Malgré le soin que le Père Casimir prenait pour conserver ses élèves, il en perdait toujours quelqu’un ; j’en dirai la raison : quelquefois, le souvenir des obligations, au lieu de produire de la reconnaissance, fait des ingrats. Ces déserteurs se servaient contre le Père des traits qu’il leur avait appris à aiguiser contre les autres.

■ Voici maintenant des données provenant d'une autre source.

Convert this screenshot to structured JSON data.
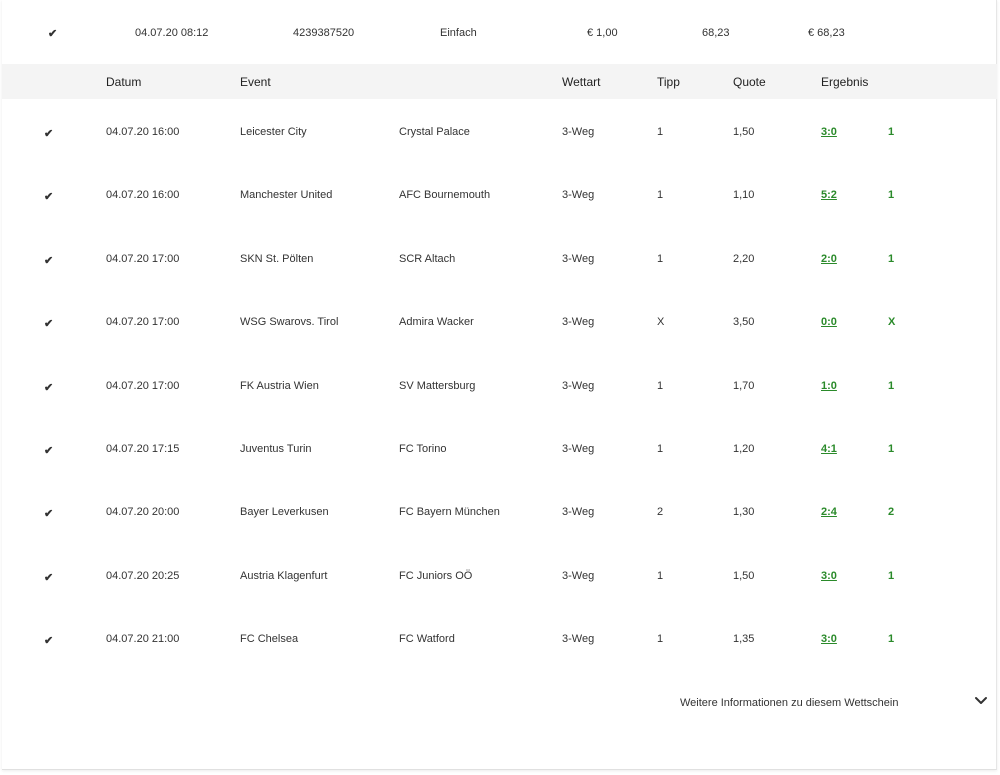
{
  "summary": {
    "date": "04.07.20 08:12",
    "ticket_id": "4239387520",
    "bet_type": "Einfach",
    "stake": "€ 1,00",
    "odds": "68,23",
    "payout": "€ 68,23"
  },
  "table": {
    "headers": {
      "datum": "Datum",
      "event": "Event",
      "wettart": "Wettart",
      "tipp": "Tipp",
      "quote": "Quote",
      "ergebnis": "Ergebnis"
    },
    "rows": [
      {
        "date": "04.07.20 16:00",
        "home": "Leicester City",
        "away": "Crystal Palace",
        "type": "3-Weg",
        "tip": "1",
        "odds": "1,50",
        "score": "3:0",
        "result": "1"
      },
      {
        "date": "04.07.20 16:00",
        "home": "Manchester United",
        "away": "AFC Bournemouth",
        "type": "3-Weg",
        "tip": "1",
        "odds": "1,10",
        "score": "5:2",
        "result": "1"
      },
      {
        "date": "04.07.20 17:00",
        "home": "SKN St. Pölten",
        "away": "SCR Altach",
        "type": "3-Weg",
        "tip": "1",
        "odds": "2,20",
        "score": "2:0",
        "result": "1"
      },
      {
        "date": "04.07.20 17:00",
        "home": "WSG Swarovs. Tirol",
        "away": "Admira Wacker",
        "type": "3-Weg",
        "tip": "X",
        "odds": "3,50",
        "score": "0:0",
        "result": "X"
      },
      {
        "date": "04.07.20 17:00",
        "home": "FK Austria Wien",
        "away": "SV Mattersburg",
        "type": "3-Weg",
        "tip": "1",
        "odds": "1,70",
        "score": "1:0",
        "result": "1"
      },
      {
        "date": "04.07.20 17:15",
        "home": "Juventus Turin",
        "away": "FC Torino",
        "type": "3-Weg",
        "tip": "1",
        "odds": "1,20",
        "score": "4:1",
        "result": "1"
      },
      {
        "date": "04.07.20 20:00",
        "home": "Bayer Leverkusen",
        "away": "FC Bayern München",
        "type": "3-Weg",
        "tip": "2",
        "odds": "1,30",
        "score": "2:4",
        "result": "2"
      },
      {
        "date": "04.07.20 20:25",
        "home": "Austria Klagenfurt",
        "away": "FC Juniors OÖ",
        "type": "3-Weg",
        "tip": "1",
        "odds": "1,50",
        "score": "3:0",
        "result": "1"
      },
      {
        "date": "04.07.20 21:00",
        "home": "FC Chelsea",
        "away": "FC Watford",
        "type": "3-Weg",
        "tip": "1",
        "odds": "1,35",
        "score": "3:0",
        "result": "1"
      }
    ]
  },
  "footer": {
    "more_info": "Weitere Informationen zu diesem Wettschein"
  },
  "icons": {
    "status": "check-icon",
    "expand": "chevron-down-icon"
  },
  "colors": {
    "success": "#2a9d2a",
    "header_bg": "#f4f4f4"
  }
}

Un d’eux fit sur lui ce sonnet qui doit passer à la postérité la plus reculée, à côté du fameux sonnet de Desbarreaux.

SONNET

Un jour, dom Happecon, plus arrogant qu’un coq,
Las de sentir son vit aussi droit qu’une quille,
Sortit de son couvent, enfoncé dans son froc,
Et fut chez la Dupré demander une fille.

Le bougre, qui jamais ne foutait qu’en escroc,
Pour qui cinq ou six coups n’étaient qu’une vétille,
Crut qu’il ne s’agissait que d’essuyer le choc,
Et tira son engin de dessous sa mandille.

— Tout beau, dit la putain, rengaine l’instrument ;
On commence d’abord par payer largement :
De foutre on vit ici, comme au Palais d’épices.

Le pater étonné de ce foutu cartel,
Quitta faute d’argent, ce pilier de bordel,
Et fut de désespoir, enculer deux Novices.